C’est ainsi pour ainsi répondre aux besoins d’emploi des entreprises du secteur logistique qu’Adecco a créé un réseau de “pôles de compétences partagées en logistique”. Objectif : créer sur un bassin d’emploi un vivier d’une centaine de CDI intérimaires (agents logistiques polyvalents, préparateurs de commandes, caristes, magasiniers, gestionnaires de flux, gestionnaires de commandes, chefs d’équipe…). Ce, pour répondre aux besoins spécifiques d’un noyau d’entreprises partenaires comme Amazon, La Redoute, La Poste…

Autre initiative, celle du Pôle d'Intelligence Logistique (Pil’es), dans le cadre de la démarche de Gestion Prévisionnelle des Emplois et compétences Territoriale Logistique en Nord-Isère et avec le soutien de l’État et de la Région Auvergne Rhône-Alpes : le lancement d’une “plateforme de mobilité interentreprises en logistique”. "L’idée est de faciliter la rencontre entre les offres d’emploi et les compétences des salariés engagés dans un parcours de mobilité professionnelle", explique Cécile Michaux, Déléguée générale du Pil’es.

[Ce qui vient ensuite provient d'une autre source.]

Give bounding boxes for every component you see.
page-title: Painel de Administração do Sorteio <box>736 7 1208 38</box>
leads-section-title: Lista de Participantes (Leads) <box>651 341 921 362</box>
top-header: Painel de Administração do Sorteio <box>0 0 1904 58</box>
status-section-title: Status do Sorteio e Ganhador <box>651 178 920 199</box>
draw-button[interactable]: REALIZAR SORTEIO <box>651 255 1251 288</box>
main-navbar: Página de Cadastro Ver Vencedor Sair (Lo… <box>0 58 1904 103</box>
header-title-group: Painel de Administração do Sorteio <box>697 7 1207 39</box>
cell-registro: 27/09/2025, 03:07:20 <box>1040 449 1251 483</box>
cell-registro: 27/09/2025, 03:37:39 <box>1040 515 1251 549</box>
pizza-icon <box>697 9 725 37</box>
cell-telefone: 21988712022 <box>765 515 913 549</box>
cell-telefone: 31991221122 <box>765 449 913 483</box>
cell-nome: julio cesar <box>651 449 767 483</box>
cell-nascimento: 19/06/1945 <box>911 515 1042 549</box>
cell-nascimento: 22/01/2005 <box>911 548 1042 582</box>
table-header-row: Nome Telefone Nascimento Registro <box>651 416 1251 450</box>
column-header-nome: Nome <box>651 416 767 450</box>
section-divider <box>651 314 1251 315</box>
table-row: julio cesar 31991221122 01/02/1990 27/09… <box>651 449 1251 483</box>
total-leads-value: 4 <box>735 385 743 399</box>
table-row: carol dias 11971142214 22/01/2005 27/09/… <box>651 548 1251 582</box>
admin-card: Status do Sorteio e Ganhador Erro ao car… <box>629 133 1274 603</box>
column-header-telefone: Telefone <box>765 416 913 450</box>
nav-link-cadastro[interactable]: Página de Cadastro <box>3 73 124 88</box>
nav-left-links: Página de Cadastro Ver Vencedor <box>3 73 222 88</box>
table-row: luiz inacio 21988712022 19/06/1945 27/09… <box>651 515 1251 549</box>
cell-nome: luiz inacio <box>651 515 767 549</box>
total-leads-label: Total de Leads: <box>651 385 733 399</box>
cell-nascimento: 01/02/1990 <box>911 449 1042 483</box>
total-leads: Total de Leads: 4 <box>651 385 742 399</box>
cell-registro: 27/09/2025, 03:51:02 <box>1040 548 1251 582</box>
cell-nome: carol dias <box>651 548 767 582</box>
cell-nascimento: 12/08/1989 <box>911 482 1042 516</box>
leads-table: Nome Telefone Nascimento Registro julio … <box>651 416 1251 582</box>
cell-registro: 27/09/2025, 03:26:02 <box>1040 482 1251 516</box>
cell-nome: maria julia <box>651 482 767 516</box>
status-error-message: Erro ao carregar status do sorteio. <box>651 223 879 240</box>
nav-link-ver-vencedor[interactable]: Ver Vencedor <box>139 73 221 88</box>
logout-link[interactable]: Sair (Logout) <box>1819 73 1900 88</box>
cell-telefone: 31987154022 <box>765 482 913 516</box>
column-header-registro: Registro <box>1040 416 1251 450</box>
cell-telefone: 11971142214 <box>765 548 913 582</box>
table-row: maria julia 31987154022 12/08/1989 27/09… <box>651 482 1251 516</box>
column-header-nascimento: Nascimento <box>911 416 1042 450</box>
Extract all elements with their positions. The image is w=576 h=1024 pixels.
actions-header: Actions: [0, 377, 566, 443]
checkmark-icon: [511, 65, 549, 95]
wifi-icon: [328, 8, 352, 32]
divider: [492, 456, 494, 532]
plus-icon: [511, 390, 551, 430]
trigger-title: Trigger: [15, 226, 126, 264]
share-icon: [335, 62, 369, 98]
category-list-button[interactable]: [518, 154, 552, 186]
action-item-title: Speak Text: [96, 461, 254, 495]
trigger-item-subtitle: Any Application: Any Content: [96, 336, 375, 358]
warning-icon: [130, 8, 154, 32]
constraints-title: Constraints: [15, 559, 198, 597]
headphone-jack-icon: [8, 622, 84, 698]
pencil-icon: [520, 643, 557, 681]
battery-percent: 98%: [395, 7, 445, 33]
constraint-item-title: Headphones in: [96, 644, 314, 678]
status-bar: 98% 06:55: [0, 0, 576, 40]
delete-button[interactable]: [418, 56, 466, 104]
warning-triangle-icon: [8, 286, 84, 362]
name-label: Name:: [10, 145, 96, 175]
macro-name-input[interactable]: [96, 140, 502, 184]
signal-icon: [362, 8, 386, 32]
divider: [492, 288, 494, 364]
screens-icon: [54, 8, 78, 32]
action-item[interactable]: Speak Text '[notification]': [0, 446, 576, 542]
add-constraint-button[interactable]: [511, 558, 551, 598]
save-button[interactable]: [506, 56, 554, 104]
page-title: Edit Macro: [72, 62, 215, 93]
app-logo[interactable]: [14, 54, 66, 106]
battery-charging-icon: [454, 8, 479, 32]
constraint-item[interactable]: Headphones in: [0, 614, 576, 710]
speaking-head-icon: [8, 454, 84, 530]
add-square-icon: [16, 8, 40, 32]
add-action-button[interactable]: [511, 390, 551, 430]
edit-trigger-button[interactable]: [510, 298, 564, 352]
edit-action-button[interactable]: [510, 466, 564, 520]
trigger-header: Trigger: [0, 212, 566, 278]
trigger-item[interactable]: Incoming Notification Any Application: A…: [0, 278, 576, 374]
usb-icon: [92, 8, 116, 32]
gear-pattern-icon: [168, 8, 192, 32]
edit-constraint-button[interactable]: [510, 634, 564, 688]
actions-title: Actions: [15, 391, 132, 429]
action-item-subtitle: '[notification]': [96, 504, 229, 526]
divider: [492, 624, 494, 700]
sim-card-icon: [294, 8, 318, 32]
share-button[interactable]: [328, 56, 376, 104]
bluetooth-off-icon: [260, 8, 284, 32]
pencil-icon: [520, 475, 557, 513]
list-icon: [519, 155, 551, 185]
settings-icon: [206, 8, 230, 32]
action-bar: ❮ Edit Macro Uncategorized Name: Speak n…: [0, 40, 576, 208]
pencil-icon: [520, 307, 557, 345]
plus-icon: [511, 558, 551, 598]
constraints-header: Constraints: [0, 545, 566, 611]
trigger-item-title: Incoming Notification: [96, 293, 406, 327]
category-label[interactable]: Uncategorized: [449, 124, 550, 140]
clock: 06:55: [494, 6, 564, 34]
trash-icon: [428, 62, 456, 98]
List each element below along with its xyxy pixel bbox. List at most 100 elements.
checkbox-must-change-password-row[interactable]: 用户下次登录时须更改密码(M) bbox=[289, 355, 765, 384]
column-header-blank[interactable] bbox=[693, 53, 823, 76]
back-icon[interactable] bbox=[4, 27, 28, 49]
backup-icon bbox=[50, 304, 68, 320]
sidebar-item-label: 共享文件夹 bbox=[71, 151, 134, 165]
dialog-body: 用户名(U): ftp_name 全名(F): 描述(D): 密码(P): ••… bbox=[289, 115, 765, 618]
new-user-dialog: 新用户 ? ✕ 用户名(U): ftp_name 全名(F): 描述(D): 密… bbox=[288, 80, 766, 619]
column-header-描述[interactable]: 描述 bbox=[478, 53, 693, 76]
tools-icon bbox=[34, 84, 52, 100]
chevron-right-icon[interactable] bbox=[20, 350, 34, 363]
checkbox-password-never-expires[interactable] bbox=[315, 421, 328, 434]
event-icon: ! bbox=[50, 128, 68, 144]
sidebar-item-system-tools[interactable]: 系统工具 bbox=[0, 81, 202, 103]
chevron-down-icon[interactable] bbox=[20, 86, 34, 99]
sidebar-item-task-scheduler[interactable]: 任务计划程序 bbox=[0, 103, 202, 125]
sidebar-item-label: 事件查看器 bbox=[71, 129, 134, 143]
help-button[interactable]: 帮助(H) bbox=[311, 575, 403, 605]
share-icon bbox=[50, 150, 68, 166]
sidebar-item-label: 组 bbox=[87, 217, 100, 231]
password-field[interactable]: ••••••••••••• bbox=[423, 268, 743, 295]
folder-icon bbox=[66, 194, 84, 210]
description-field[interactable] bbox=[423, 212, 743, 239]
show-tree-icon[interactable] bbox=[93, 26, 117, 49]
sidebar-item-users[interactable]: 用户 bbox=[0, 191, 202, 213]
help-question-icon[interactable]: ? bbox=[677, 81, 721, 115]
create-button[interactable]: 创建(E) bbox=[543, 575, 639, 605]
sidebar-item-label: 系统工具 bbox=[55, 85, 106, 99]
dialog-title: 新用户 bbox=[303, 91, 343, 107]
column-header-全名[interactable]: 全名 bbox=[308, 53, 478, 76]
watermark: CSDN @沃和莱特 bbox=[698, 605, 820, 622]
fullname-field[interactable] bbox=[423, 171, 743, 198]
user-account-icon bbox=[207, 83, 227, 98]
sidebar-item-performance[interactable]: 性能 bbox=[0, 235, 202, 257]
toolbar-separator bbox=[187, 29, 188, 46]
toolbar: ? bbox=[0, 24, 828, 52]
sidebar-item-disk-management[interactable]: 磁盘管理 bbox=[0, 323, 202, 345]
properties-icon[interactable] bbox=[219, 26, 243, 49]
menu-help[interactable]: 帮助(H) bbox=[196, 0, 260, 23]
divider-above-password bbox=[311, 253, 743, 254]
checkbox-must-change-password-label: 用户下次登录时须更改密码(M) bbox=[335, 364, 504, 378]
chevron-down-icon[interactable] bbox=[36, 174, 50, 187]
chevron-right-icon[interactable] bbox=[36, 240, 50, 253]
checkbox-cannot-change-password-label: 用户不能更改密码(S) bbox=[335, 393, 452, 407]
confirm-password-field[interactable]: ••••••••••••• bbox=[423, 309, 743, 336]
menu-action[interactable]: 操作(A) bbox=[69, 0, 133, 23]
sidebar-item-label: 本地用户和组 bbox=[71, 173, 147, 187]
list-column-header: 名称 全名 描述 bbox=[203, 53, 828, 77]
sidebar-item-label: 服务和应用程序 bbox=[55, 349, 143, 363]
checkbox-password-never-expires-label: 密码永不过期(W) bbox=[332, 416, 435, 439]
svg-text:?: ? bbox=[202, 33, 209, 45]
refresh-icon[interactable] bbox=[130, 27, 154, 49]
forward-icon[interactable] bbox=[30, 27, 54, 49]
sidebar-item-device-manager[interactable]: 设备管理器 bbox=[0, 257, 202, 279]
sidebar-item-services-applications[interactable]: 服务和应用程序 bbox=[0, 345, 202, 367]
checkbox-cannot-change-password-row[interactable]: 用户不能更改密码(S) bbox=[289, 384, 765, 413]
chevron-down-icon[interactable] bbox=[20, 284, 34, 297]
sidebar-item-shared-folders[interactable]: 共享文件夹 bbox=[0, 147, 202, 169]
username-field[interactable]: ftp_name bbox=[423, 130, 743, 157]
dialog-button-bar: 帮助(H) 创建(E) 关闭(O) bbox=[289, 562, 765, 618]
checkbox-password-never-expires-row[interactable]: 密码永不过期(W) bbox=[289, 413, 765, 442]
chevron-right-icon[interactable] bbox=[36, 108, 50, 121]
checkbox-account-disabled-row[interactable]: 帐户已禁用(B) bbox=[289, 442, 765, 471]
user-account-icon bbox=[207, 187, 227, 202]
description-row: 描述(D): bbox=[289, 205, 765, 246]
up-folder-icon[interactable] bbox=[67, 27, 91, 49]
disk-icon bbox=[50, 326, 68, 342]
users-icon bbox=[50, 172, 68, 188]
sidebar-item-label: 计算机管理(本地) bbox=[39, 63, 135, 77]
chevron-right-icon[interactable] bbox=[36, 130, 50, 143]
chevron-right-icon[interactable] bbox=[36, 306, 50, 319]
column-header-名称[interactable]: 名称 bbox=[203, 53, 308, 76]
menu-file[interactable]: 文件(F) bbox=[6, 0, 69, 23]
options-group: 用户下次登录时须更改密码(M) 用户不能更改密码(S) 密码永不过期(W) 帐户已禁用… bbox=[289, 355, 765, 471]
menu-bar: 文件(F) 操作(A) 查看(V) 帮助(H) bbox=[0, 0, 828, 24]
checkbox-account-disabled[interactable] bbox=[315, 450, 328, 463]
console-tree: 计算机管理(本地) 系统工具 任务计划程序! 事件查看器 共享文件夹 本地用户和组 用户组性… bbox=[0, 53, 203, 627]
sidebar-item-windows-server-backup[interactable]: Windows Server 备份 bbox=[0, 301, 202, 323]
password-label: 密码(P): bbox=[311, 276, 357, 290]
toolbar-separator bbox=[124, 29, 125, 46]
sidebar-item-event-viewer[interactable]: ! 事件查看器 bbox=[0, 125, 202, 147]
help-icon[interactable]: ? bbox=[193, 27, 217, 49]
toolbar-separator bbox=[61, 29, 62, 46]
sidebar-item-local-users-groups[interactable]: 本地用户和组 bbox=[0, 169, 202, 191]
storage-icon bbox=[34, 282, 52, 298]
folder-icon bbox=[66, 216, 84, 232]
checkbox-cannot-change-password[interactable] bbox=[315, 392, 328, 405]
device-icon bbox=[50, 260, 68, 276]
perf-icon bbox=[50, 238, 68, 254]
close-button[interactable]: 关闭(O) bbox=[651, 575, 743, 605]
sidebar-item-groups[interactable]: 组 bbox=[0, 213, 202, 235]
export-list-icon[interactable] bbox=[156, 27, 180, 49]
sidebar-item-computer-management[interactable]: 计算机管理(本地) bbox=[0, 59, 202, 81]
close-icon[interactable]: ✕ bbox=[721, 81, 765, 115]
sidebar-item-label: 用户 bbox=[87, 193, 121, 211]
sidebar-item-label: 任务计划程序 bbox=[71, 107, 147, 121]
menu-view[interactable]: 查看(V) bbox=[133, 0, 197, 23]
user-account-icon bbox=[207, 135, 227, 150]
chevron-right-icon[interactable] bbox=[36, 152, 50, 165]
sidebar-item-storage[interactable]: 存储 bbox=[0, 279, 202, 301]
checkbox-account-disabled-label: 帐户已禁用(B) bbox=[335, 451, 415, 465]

Un récent assouplissement du cadre juridique du prêt de main d’œuvre suffira-t-il à amorcer un mouvement, même léger ? L'article 52 de la loi du 17 juin 2020 (no 2020-734) adapte jusqu'au 31 décembre 2020 certaines dispositions des articles L. 8241-1 et -2 du Code du travail. Mais comment parier sur un dispositif sensé prendre fin au 31 décembre 2020 quand aucun décret n’était encore publié en septembre ?Voilà donc un texte qui ne laissera ne donc sans doute qu’un goût d'inachevé, à l’image d’ailleurs de la précédente réforme du prêt de main-d'œuvre portée pat les ordonnances du 22 septembre 2017. En attendant, les besoins, eux, demeurent. Et l’hypothèse – plus que probable – d’une vague brutale et massive de cessation d’activités, avec procédures collectives à la clé pourrait redonner voix aux défenseurs du prêt de main d’œuvre.